A regional governor posted a picture of the refinery and said fire crews were trying to douse the flames.

The attack followed weeks of assaults against Russian refineries that reduced capacity by about 500,000 barrels per day during a peak period of outages in the first days of February, according to data analyst Kpler.

The attacks have implications for tankers that haul Russian crude, with more barrels available to export owing to the reduced capacity at the country’s refineries.

Lead crude analyst Viktor Katona said data suggested that seaborne Russian oil exports were up about 300,000-400,000 barrels per day in March to 3.8m daily, largely because of the impact of the refinery attacks.

“Overall refinery runs will be lower,” said Katona. “It’s an extension of the previous attacks. It’s a difficult period for the refineries because they needed to build stocks before maintenance starts.”

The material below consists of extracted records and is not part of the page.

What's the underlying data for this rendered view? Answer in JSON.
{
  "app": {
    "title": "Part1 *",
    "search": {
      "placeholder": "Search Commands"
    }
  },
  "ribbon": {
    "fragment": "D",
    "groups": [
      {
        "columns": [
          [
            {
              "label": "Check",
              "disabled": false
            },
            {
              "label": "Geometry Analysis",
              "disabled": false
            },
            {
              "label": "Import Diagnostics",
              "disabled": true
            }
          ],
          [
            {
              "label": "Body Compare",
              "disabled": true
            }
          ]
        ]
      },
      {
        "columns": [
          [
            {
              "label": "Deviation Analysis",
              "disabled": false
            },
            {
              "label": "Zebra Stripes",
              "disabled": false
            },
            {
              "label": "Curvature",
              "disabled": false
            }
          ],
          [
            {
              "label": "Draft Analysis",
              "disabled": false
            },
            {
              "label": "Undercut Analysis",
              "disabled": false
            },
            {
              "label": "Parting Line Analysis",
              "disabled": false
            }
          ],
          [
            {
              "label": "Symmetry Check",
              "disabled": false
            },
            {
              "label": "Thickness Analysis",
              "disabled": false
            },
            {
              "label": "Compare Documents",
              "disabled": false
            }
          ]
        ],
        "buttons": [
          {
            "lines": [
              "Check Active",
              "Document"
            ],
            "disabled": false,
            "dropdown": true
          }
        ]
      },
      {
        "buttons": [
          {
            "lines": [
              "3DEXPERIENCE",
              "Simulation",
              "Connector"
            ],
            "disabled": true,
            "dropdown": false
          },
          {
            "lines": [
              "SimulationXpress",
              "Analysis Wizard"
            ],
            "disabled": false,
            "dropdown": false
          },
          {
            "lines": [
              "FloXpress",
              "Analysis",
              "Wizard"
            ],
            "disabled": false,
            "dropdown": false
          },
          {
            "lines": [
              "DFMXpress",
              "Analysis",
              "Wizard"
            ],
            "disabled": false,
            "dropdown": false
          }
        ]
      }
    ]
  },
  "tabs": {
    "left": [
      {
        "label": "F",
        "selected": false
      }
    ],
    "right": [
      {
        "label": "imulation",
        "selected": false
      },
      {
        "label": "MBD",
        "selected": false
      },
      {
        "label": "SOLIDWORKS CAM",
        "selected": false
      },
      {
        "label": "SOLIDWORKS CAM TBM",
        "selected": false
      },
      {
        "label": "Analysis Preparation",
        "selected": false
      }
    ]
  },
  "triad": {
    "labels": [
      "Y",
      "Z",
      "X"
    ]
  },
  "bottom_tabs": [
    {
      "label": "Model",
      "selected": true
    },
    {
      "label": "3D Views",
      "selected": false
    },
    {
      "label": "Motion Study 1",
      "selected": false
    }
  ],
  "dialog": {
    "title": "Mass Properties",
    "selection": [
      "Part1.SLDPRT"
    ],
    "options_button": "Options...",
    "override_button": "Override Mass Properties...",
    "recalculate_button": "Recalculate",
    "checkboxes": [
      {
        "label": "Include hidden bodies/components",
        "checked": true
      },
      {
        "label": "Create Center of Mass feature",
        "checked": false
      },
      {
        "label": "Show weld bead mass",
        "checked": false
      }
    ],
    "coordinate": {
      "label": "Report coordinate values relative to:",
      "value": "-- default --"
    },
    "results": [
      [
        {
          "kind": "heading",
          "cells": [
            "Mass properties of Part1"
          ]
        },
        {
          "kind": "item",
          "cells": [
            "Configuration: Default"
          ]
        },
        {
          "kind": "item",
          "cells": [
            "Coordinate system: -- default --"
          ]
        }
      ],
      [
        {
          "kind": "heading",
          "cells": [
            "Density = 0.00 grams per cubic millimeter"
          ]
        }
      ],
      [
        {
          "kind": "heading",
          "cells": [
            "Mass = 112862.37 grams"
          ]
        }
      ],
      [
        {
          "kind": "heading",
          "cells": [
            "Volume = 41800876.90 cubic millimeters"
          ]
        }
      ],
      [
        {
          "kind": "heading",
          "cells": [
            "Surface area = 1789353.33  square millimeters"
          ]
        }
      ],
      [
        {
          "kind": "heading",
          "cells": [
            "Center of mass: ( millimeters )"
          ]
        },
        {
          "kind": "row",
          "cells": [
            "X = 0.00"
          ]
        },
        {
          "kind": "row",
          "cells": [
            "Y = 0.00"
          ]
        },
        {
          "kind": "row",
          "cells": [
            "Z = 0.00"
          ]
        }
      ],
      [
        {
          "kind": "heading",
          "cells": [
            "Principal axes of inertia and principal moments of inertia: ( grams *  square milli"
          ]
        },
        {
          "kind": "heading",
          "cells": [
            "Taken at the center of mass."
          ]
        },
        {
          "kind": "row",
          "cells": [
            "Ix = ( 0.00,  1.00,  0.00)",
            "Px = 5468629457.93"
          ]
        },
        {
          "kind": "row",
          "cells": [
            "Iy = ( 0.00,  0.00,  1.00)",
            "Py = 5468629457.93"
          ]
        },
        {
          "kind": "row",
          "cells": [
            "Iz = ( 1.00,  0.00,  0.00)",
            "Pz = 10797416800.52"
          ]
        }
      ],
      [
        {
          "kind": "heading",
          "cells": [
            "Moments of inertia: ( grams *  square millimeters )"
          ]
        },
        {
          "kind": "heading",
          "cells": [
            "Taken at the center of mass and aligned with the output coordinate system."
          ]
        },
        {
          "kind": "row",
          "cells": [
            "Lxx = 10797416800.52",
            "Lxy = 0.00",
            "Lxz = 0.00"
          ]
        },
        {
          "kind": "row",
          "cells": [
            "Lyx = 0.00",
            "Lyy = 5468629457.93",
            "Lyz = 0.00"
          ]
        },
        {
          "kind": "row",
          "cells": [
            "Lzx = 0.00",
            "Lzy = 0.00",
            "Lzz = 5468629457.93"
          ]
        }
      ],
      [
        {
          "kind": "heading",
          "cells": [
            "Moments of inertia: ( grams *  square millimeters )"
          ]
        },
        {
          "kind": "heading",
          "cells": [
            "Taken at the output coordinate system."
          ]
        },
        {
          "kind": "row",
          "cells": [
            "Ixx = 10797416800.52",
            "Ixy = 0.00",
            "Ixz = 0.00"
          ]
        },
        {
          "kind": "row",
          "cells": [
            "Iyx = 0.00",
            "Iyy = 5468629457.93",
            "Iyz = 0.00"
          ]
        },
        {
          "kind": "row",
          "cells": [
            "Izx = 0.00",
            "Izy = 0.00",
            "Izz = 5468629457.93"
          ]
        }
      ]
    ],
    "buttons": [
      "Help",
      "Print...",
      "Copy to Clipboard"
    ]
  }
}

The attack on the Norsi refinery followed a partial shutdown from January for an unspecified incident. The refinery typically produces 11% of Russia’s gasoline and the apparent complete shutdown could have an impact on domestic prices.

Russia introduced a six-month ban on exports of gasoline on 1 March to stabilise prices amid increasing domestic demand. It followed reports that Russian refinery production had fallen 7% since the start of 2023.

The UK Ministry of Defence said that the Kremlin would be particularly sensitive to rising prices in the run-up to presidential elections later this month.

“It is likely that Russia’s refining capacity has been temporarily reduced by multiple Ukrainian uncrewed aerial vehicle strikes against refineries across Russia,” the UK’s Ministry of Defence said on Saturday.

The refinery attacks this year began with a drone strike targeting a Novatek oil and gas facility in the Baltic port of Ust-Luga on 21 January, which knocked out some production for around three weeks.

Four days later, a Rosneft refinery at Tuapse on the Black Sea was struck.